Lower Prolactin Levels in Patients Treated With Aripiprazole Regardless of Antipsychotic Monopharmacy or Polypharmacy.

Author information

1
From the Department of Psychiatry, Graduate School of Medical and Dental Sciences, Niigata University, Niigata.
2
Japanese Society of Clinical Neuropsychopharmacology.
3
Japan Psychiatric Hospital Association, Tokyo.
4
Department of Psychiatry, School of Medicine, Dokkyo Medical University, Mibu.
5
Department of Psychiatry, Shiga University of Medical Science, Otsu.
6
Department of Health and Nutrition, Faculty of Health and Nutrition, Yamagata Prefectural Yonezawa University of Nutrition Sciences, Yonezawa, Japan.

Abstract

BACKGROUND:

Hyperprolactinemia is a troublesome adverse effect of antipsychotics.
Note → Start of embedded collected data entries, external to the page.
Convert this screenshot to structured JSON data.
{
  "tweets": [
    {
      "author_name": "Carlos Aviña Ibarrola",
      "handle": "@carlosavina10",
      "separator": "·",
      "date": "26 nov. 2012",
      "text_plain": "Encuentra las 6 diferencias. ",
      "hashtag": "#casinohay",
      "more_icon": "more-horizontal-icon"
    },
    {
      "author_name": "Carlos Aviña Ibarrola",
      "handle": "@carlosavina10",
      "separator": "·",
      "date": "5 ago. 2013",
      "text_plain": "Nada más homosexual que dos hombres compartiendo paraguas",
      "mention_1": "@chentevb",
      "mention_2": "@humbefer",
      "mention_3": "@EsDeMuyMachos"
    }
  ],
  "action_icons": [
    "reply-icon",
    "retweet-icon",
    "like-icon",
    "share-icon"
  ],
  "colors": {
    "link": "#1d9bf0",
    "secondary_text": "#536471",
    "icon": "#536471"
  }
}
Aripiprazole (ARP), which is one of second-generation antipsychotics, has been reported to lower serum prolactin (PRL) levels. However, few studies have compared the effect of ARP on plasma PRL levels between monopharmacy and polypharmacy with antipsychotics.

METHODS:

We conducted a large-scale investigation of the physical risk for inpatients with schizophrenia using a questionnaire covering demographic data, the number, dose and type of antipsychotics, and serum PRL levels.

RESULTS:

Sufficient data to conduct an assessment of the effect on PRL levels between antipsychotic monopharmacy and polypharmacy were obtained from 316 of the inpatients. Serum PRL levels in ARP combination group were lower than non-ARP combination group, regardless of antipsychotic monopharmacy or polypharmacy.

CONCLUSIONS:

The present study suggests that ARP lowers serum PRL levels regardless of monopharamacy or polypharmacy with antipsychotics.